Hüseyin Göksenin Köksal (born 8 January 1991) is a Turkish professional basketball player who last played for Bursaspor Basketbol of the Basketbol Süper Ligi (BSL). He is a 1.95 m (6'4¾") tall swingman.

==Professional career==

===Galatasaray===
Köksal began his pro career in 2010, with the Turkish club Galatasaray. With Galatasaray, he won the Turkish President's Cup (Turkish Supercup) in 2011, and the Turkish Super League championship of the 2012–13 season.

====Loan to Darüşşafaka ====
He then moved to the Turkish club Darüşşafaka, on loan from Galatasaray, for the 2014–15 season.

===Return to Galatasaray===
He returned to Galatasaray for the 2015–16 season. With Galatasaray, he won the EuroCup 2015–16 season's championship.

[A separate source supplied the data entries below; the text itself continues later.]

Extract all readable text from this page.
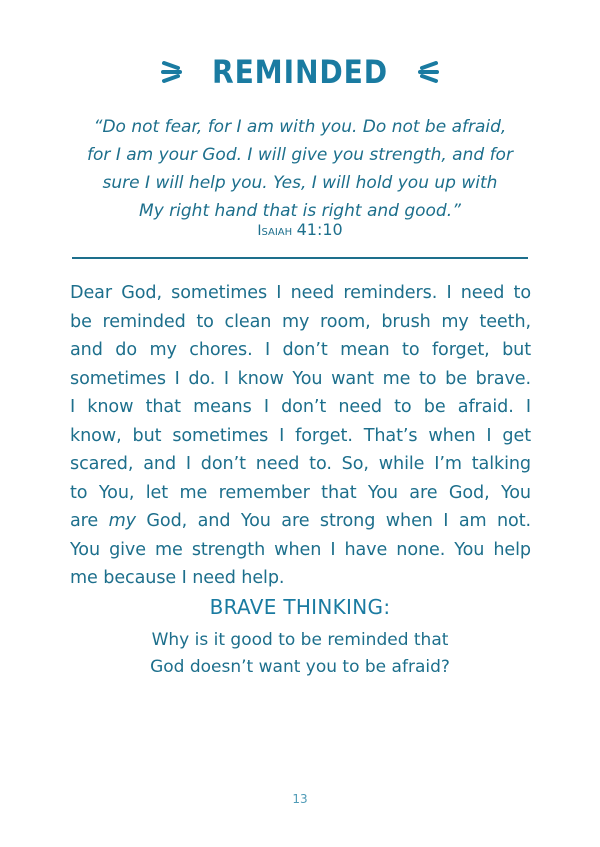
REMINDED
“Do not fear, for I am with you. Do not be afraid,
for I am your God. I will give you strength, and for
sure I will help you. Yes, I will hold you up with
My right hand that is right and good.”
Isaiah 41:10
Dear God, sometimes I need reminders. I need to
be reminded to clean my room, brush my teeth,
and do my chores. I don’t mean to forget, but
sometimes I do. I know You want me to be brave.
I know that means I don’t need to be afraid. I
know, but sometimes I forget. That’s when I get
scared, and I don’t need to. So, while I’m talking
to You, let me remember that You are God, You
are my God, and You are strong when I am not.
You give me strength when I have none. You help
me because I need help.
BRAVE THINKING:
Why is it good to be reminded that
God doesn’t want you to be afraid?
13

Köksal re-signed with the team on 10 August 2021.

It was announced that he parted ways with Galatasaray, for which he played for 15 years and was the team captain for 9 years, on June 13, 2025.

===Bursaspor===
On July 24, 2025, he signed with Bursaspor Basketbol of the Basketbol Süper Ligi (BSL).

==Turkish national team==
Köksal was a regular member of the junior national teams of Turkey. With Turkey's junior national teams, he played at the 2010 FIBA Europe Under-20 Championship and the 2011 FIBA Europe Under-20 Championship. He has also been a member of the senior men's Turkish national basketball team. With Turkey's senior team, he played at the EuroBasket 2015.